Limited evidence suggests that the sphingosine-1-phosphate/sphingosine kinase 1 (S1P/SPHK1) signalling pathway is involved in the pathogenesis of endometriosis. Therefore, we analyzed in this study whether the inhibition of SPHK1 and, consequently, decreased levels of S1P affected the vascularization and growth of endometriotic lesions. Endometriotic lesions were surgically induced in the peritoneal cavity and the dorsal skinfold chamber of female BALB/c mice. The animals received a daily dose of the SPHK1 inhibitor SKI-5C or vehicle (control). Analyses involved the determination of lesion growth, cyst formation, microvessel density and cell proliferation within peritoneal endometriotic lesions by means of high-resolution ultrasound imaging, caliper measurement, histology and immunohistochemistry.
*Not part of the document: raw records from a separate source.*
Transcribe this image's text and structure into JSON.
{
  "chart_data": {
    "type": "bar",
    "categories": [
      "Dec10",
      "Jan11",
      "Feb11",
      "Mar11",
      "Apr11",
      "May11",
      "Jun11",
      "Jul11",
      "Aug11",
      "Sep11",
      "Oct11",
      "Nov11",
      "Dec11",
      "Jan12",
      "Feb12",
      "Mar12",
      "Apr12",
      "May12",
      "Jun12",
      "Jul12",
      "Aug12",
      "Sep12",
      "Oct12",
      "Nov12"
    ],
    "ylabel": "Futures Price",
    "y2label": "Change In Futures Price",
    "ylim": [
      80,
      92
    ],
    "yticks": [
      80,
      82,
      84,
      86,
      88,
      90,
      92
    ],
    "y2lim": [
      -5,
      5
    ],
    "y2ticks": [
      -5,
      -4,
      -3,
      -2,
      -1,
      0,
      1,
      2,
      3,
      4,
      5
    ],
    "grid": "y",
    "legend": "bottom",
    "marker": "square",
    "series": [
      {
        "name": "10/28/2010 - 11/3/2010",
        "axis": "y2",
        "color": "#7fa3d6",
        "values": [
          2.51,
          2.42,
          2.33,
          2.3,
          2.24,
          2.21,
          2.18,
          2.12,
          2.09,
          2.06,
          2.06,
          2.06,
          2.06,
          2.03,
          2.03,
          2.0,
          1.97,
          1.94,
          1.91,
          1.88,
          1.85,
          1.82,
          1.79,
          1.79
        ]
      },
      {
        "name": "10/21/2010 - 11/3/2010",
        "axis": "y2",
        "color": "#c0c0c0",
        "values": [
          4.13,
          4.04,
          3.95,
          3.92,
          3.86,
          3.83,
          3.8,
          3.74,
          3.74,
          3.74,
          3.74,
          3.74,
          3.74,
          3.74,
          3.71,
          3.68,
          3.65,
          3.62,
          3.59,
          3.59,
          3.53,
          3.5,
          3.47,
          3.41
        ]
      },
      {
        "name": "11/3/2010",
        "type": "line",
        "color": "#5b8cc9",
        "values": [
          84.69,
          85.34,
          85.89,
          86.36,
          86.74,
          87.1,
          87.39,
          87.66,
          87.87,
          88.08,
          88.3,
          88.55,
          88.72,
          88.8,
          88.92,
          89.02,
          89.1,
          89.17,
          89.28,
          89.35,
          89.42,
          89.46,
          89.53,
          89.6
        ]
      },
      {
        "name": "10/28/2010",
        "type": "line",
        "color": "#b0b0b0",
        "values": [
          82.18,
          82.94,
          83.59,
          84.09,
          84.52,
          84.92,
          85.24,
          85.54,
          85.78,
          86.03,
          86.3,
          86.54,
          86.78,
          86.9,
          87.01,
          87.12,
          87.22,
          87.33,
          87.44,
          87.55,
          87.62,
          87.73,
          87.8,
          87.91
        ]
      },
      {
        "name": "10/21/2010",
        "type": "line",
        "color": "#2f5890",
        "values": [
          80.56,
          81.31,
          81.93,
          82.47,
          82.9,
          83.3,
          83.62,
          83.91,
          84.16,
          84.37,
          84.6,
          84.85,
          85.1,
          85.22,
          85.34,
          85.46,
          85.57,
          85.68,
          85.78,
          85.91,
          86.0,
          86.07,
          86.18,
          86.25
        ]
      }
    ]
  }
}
In the dorsal skinfold chamber model the development of newly formed microvascular networks and their microhemodynamic parameters within endometriotic lesions were investigated by means of intravital fluorescence microscopy. SKI-5C significantly inhibited the development and vascularization of peritoneal endometriotic lesions, as indicated by a reduced growth and cyst formation, a lower microvessel density and a suppressed cell proliferation, when compared to vehicle-treated controls. Endometriotic lesions in dorsal skinfold chambers of SKI-5C-treated animals exhibited a significantly smaller lesion size, lower functional microvessel density, smaller microvessel diameters and a reduced blood perfusion of the newly developing microvascular networks. SPHK1/S1P signalling promotes the establishment and progression of endometriotic lesions. The inhibition of this pathway suppresses the development of endometriotic lesions, suggesting SPHK1 as a potential novel target for future endometriosis therapy.